Par le Pr Arsène Mekinian (Maj Mai 2023)
Le spectre des manifestations rénales au cours de la sclérodermie systémique est divers, allant d’une diminution isolée du débit de filtration glomérulaire, d’une protéinurie isolée à la crise rénale sclérodermique. La crise rénale sclérodermique est la complication rénale la plus redoutée bien que sa mortalité a considérablement diminué depuis l’émergence des inhibiteurs de l’enzyme de conversion de l’angiotensine. La crise rénale sclérodermique était la principale cause de décès chez les patients atteints de SSc, jusqu’à l’introduction des inhibiteurs de l’ECA dans les années 1990.

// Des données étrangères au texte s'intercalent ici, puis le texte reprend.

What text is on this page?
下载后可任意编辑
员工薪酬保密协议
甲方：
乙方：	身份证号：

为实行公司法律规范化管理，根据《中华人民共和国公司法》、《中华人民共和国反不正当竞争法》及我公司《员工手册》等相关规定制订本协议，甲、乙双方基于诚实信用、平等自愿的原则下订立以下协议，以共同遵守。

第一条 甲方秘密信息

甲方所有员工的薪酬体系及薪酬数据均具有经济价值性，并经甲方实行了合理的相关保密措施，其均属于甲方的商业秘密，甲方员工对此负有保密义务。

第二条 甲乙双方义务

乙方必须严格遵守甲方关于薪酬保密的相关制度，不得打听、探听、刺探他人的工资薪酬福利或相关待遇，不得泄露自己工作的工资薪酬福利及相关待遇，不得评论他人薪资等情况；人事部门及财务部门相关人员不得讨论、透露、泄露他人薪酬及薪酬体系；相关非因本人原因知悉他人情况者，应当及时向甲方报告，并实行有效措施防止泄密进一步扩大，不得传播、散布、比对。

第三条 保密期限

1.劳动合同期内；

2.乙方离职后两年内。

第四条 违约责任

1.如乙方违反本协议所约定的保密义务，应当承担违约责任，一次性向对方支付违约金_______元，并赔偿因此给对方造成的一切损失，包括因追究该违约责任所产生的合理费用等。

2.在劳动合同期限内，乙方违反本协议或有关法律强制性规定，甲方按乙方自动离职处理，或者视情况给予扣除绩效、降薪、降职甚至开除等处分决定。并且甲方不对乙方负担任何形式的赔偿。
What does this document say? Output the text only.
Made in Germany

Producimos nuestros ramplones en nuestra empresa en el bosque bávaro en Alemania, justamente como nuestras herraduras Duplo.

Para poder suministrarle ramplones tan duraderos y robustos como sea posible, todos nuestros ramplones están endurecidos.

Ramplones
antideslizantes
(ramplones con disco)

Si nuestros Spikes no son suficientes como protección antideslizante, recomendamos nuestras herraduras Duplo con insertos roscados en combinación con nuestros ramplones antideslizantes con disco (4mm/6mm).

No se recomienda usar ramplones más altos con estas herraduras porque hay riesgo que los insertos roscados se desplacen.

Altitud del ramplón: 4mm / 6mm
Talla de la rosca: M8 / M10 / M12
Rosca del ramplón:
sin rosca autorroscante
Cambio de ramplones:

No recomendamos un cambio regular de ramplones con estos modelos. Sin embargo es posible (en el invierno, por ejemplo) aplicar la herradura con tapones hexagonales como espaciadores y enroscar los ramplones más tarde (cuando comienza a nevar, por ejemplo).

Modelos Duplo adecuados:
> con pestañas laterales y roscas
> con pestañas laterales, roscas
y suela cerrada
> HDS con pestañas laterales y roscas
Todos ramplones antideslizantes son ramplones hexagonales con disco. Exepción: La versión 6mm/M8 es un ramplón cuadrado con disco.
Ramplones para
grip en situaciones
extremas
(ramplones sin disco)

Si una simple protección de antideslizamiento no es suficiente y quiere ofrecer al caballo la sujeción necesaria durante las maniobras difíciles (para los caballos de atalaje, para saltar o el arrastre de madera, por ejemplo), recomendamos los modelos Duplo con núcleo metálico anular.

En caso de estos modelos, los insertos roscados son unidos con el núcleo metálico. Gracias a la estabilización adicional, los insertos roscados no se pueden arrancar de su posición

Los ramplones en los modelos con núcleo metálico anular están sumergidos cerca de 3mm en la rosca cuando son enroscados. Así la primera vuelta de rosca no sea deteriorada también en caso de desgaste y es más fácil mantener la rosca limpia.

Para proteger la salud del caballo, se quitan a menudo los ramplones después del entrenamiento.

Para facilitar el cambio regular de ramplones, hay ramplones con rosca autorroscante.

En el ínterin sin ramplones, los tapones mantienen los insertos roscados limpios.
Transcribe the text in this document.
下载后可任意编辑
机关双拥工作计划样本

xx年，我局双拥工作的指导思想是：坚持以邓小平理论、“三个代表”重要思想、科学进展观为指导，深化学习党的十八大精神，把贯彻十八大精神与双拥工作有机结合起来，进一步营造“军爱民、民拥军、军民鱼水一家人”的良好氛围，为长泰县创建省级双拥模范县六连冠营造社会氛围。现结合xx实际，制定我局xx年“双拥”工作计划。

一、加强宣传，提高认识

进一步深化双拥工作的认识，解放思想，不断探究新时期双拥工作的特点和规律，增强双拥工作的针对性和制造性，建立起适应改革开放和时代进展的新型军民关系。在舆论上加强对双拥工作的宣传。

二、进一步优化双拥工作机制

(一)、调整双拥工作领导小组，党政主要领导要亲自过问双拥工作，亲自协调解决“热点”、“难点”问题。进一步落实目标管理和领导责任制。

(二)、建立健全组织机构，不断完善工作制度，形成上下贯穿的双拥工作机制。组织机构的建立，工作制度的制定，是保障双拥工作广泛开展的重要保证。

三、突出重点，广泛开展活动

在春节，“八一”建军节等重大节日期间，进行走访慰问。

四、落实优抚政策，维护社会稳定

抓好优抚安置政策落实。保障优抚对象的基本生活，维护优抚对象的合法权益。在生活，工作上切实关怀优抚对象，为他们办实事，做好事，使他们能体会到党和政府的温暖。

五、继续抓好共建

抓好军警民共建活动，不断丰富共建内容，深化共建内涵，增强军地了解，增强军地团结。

La crise rénale sclérodermique est définie comme l’élévation aiguë de la créatinine sérique, qui peut ou non être accompagnée d’une hypertension modérée à sévère d’apparition récente. En effet, contrairement aux idées reçues, la crise rénale sclérodermique peut exister sous une forme normotensive chez 10% des patients. Des lésions de microangiopathie thrombotique peuvent être observées jusqu’à 50% des cas.
La crise rénale sclérodermique est plus fréquente dans les formes diffuses à progression rapide, avec une incidence élevée en particulier au cours des 5 premières années. Dans l’ensemble, la prévalence de la crise rénale sclérodermique a été estimée à environ 5-10% des patients atteints de sclérodermie systémique, bien que des données récentes suggèrent une estimation plus proche de 2,4%. Une crise rénale sclérodermique est plus fréquente en cas d’anticorps anti-ARN polymérase III et peut être favorisée par l’utilisation de fortes dose de corticoïdes.
La prise en charge thérapeutique repose sur un contrôle précoce de la pression artérielle sous IEC, éventuellement en association à d’autres classes thérapeutiques. En cas d’insuffisance rénale sévères, l’épuration extrarénale permet de contrôler rapidement la surcharge vasculaire et la pression artérielle.